Stable Diffusion Hugging Face Tutorial

Author

Reads 1.2K

Celebrate family togetherness during festive holidays with joyful hugs and laughter at home.
Credit: pexels.com, Celebrate family togetherness during festive holidays with joyful hugs and laughter at home.

Stable Diffusion is a powerful generative model that allows you to create realistic images from text prompts.
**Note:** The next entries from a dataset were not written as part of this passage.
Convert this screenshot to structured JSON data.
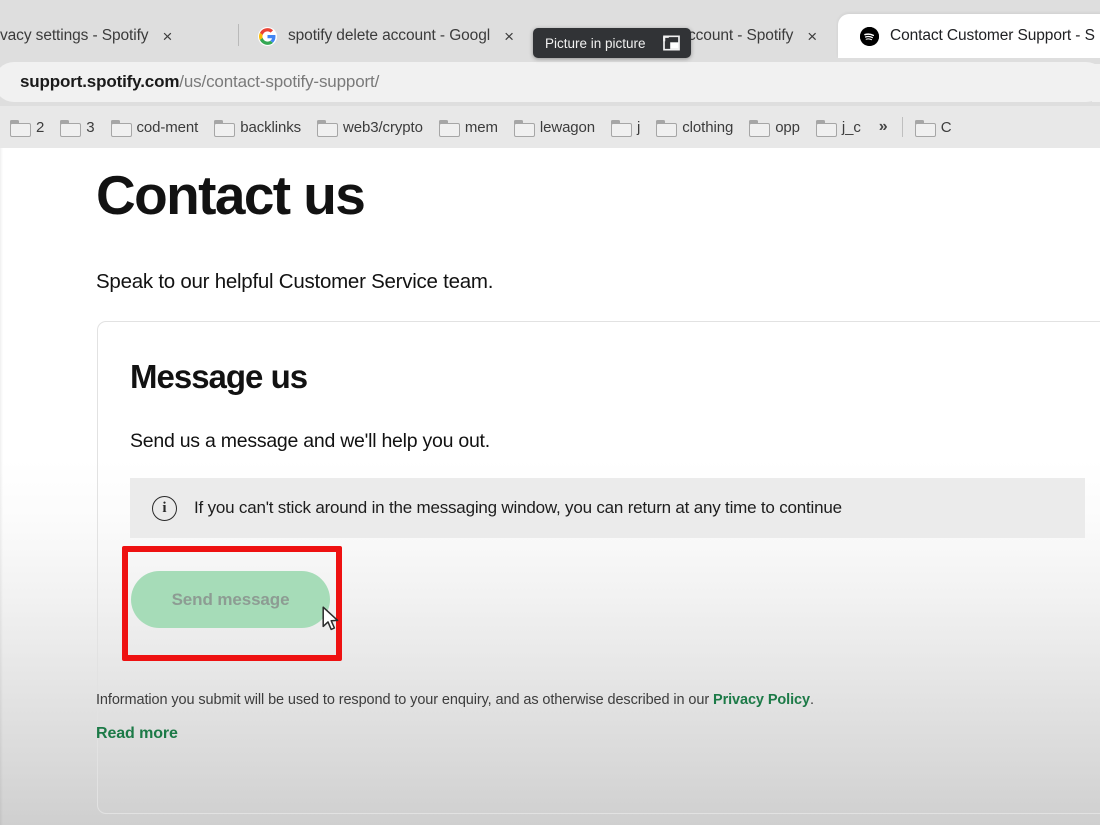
{
  "browser": {
    "tabs": [
      {
        "title": "vacy settings - Spotify",
        "favicon": "none",
        "active": false,
        "close_label": "×"
      },
      {
        "title": "spotify delete account - Googl",
        "favicon": "google-icon",
        "active": false,
        "close_label": "×"
      },
      {
        "title": "ccount - Spotify",
        "favicon": "none",
        "active": false,
        "close_label": "×"
      },
      {
        "title": "Contact Customer Support - S",
        "favicon": "spotify-icon",
        "active": true,
        "close_label": ""
      }
    ],
    "pip_tooltip": {
      "label": "Picture in picture",
      "icon": "picture-in-picture-icon"
    },
    "omnibox": {
      "domain": "support.spotify.com",
      "path": "/us/contact-spotify-support/"
    },
    "bookmarks": [
      {
        "label": "2",
        "icon": "folder-icon"
      },
      {
        "label": "3",
        "icon": "folder-icon"
      },
      {
        "label": "cod-ment",
        "icon": "folder-icon"
      },
      {
        "label": "backlinks",
        "icon": "folder-icon"
      },
      {
        "label": "web3/crypto",
        "icon": "folder-icon"
      },
      {
        "label": "mem",
        "icon": "folder-icon"
      },
      {
        "label": "lewagon",
        "icon": "folder-icon"
      },
      {
        "label": "j",
        "icon": "folder-icon"
      },
      {
        "label": "clothing",
        "icon": "folder-icon"
      },
      {
        "label": "opp",
        "icon": "folder-icon"
      },
      {
        "label": "j_c",
        "icon": "folder-icon"
      }
    ],
    "bookmarks_overflow": "»",
    "bookmarks_trailing": {
      "label": "C",
      "icon": "folder-icon"
    }
  },
  "page": {
    "title": "Contact us",
    "lede": "Speak to our helpful Customer Service team.",
    "card": {
      "heading": "Message us",
      "subheading": "Send us a message and we'll help you out.",
      "notice": {
        "icon": "info-icon",
        "glyph": "i",
        "text": "If you can't stick around in the messaging window, you can return at any time to continue"
      },
      "send_button": {
        "label": "Send message",
        "state": "disabled"
      }
    },
    "footer": {
      "text_before": "Information you submit will be used to respond to your enquiry, and as otherwise described in our ",
      "link": "Privacy Policy",
      "text_after": ".",
      "read_more": "Read more"
    }
  },
  "annotation": {
    "highlight_color": "#ee1111",
    "target": "send-message-button"
  },
  "colors": {
    "brand_green": "#1c7a47",
    "button_green": "#a6dcb8",
    "button_text": "#8d9c93",
    "notice_bg": "#ebebeb",
    "chrome_bg": "#dedede"
  }
}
To get started, you'll need to install the Hugging Face library and the Transformers library.

The Hugging Face library provides a simple and efficient way to implement various deep learning models, including Stable Diffusion.

You can install the libraries using pip, the Python package manager.

The Transformers library is a collection of pre-trained models and a simple interface for using them.

Getting Started

To use Stable Diffusion with Hugging Face, you'll need to install the necessary libraries, including requests and Pillow, which can be installed using pip install request Pillow.

The Hugging Face Inference endpoints can directly work with binary data, allowing you to send your prompt and receive an image in return.

To get started, you'll need to install the hugging face hub library and login using your token, which you can obtain by filling out the form on the Stable Diffusion 3 Medium Hugging Face page and accepting the gate.

Credit: youtube.com, Getting Started with Stable Diffusion in 2024 for Absolute Beginners

You can use the 🤗 Diffuser library, which provides a high-level interface for working with Stable Diffusion.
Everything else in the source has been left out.